We know the best practices. The UN report had a choice of action plans for us to come into balance with our world, all of which entail international and multilevel cooperation which is now possible and required. We know we can and must move beyond the primitive tribalism that fuels and sustains endless warfare, and grasp that we are one tribe, we belong here, with all of life, and our flag is the blue marble hanging in empty space.
As Teilhard de Chardin shared with us over 100 years ago, we are evolution become conscious of itself, and now, maybe maybe now, we can grow up and behave and take responsibility. Children can learn to manage conflict without violence. That was my main job as a mother. Now it is our collective job, and this pandemic may be just the time to do that. We were on a rushing river toward ruin and this blockade of a virus could be our chance to rout despair and reroute to sanity, sustainability, cooperation, connection and lives worth living.

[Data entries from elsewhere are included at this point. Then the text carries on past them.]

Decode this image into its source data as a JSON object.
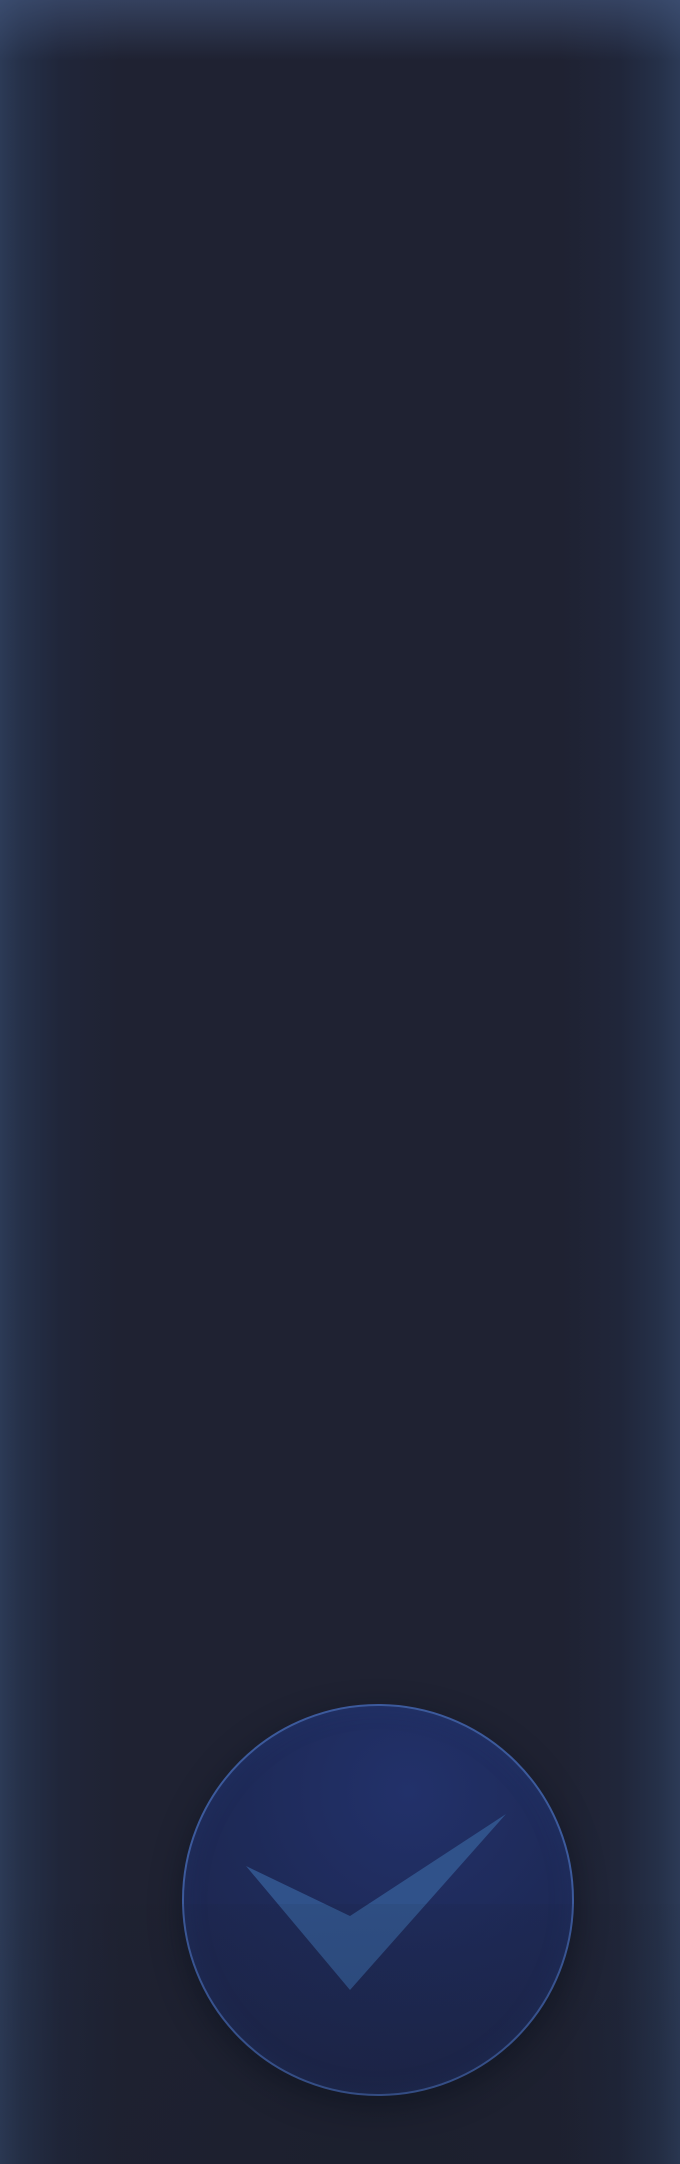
{
  "window": {
    "background": "#1f2232",
    "edge_glow": "#2c3a56"
  },
  "actions": {
    "confirm": {
      "icon": "check-icon",
      "button_fill": "#1e2a58",
      "button_border": "#3c5a9c",
      "icon_color": "#30528a"
    }
  }
}
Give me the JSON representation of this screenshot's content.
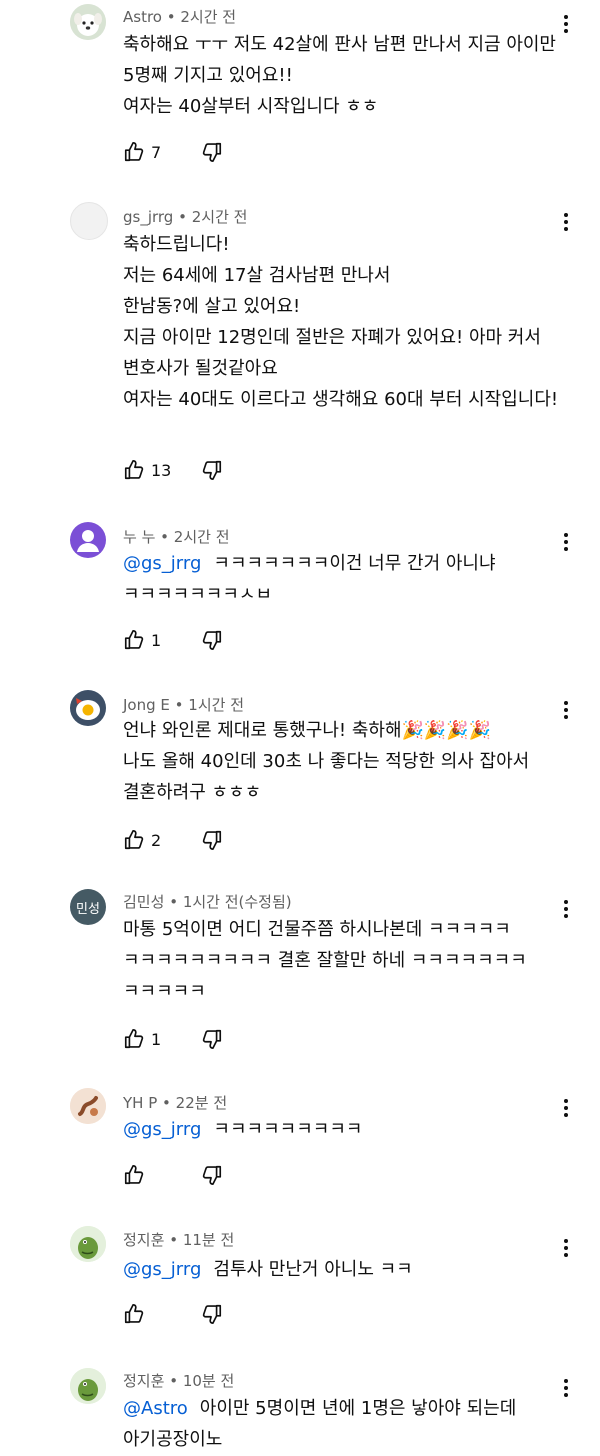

Well said and I share your hopes and stand with you in working towards a world where “sanity, sustainability, cooperation, connection and lives worth living” are our goals:) Thank you for taking the time to write this and to having the courage to share it with us.
“Our flag is the blue marble hanging in empty space.” Thank you, Laurel, for these strong and, literally en-couraging words.
Laurel,
You do speak from a wealth of experience, and I value your take on this crisis. That this can be a time to re-group, re-evaluate and not despair is worth repeating in the hope that it will help us think in new ways about this new environment.
“Man and nature belong together; in their created glory, in their tragedy, and in their salvation. ” deChardin.
Thanks, Laurel, for showing us our tragedy and giving us the possibility of salvation. Your careful and committed comments are the glory that can deepen commitment to a hopeful future. Thank you.
You truly captured it Laurel! Thank you!